Authorities have released a slew of documents related to the murders of Shanann Watts and her two young daughters, revealing marital troubles between the pregnant mother and her husband, who later confessed to killing his family.
The Denver Channel reportedly received nearly 2,000 pages of documents from a Weld County District Attorney’s discovery report detailing police interviews with Chris Watts and Shannan’s friends and family members, as well as text messages that appear to show Shanann and Chris’s marriage was unraveling.
A police report from the day Shanann and her daughters, 4-year-old Bella and 3-year-old Celeste, went missing reveal that Shannan’s mother called while detectives were searching their Frederick, Colorado, home. It is unclear if she called the police, the house phone, or Shanann’s cell phone, which had been left behind. Chris Watts reportedly was unable to give police the password to unlock the phone, but Shanann’s friend Nikole Atkinson was able to provide it.

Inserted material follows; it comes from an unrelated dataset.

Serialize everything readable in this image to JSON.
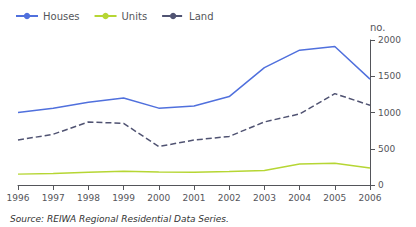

“Shanann’s mother called during this time and was adamant that Christopher had done something and that I (the detective in the case) needed to check the GPS on his truck,” the detective wrote in the report obtained by the Denver Channel.
“She (Shanann’s mother) and her husband believe that her daughter and granddaughters’ disappearance involved, ‘foul play,’ and that she honestly believes that her son-in-law was involved.”
Jennifer Kovaleski, a reporter for the Denver Channel, shared an additional detail from the report on Twitter — saying that Shannan’s mother believed Chris Watts was going to dispose of the bodies using oil.
— Jennifer Kovaleski (@JennKovaleski) November 22, 2018
The bodies of Shanann and her daughters were found later that week on a property owned by the petroleum company where Chris Watts worked until his arrest on August 15. Shanann was reportedly buried in a shallow grave while Bella and Celeste were discovered in oil containers.
Transcripts of text conversations between Shanann and friends revealed that the marriage crumbling just before Shannan and her daughters disappeared. The Watts had been planning to host a gender reveal party sometime in August, to announce Shanann was pregnant with a boy, which the couple had already named Nico. But days before her murder, Shanann told a friend via text message that the party had been called off.
After a friend named Taylor told Shanann she had heard the gender reveal party had been cancelled, Shannan replied: “Chris said we are not compatible anymore,” according to the documents obtained by the Denver Channel.
“He said we are not compatible anymore!” Shanann reportedly repeated. “He refused to hug me. Said he thought another baby would fix his feelings. Said, he refused couples counseling.”
Shanann and the girls had reportedly spent about six weeks in the summer visiting her family and North Carolina, and Chris joined them for a small part of the visit. An investigation would reveal that Chris spent time with his new girlfriend while his family was away.
After Shanann disappeared, Chris Watts reportedly admitted to investigators that the marriage was failing, and said he and his wife “fell out of love for each other.”
“[H]e (Watts) said when they were together again the last week it just wasn’t the same. Chris felt like they weren’t in love anymore. Chris said he could never be himself or be who he was before he met her,” the report states.
Chris reportedly told investigators it was “totally possible” Shanann was seeing someone else. In reality, Chris had been having an affair with a woman he met at work, who he led to believe his divorce had been finalized that summer. The woman, Nichol Kessinger, only learned that Shanann was pregnant after the family was reported missing. She began to become suspicious about Watts when he did not “seem to be concerned as he should be (about his wife and their daughters) and he was more concerned with their relationship,” the documents state.
Kessinger went to police with her concerns the same day Watts was later arrested.
He was sentenced on Monday to three life prison terms without the possibility of parole.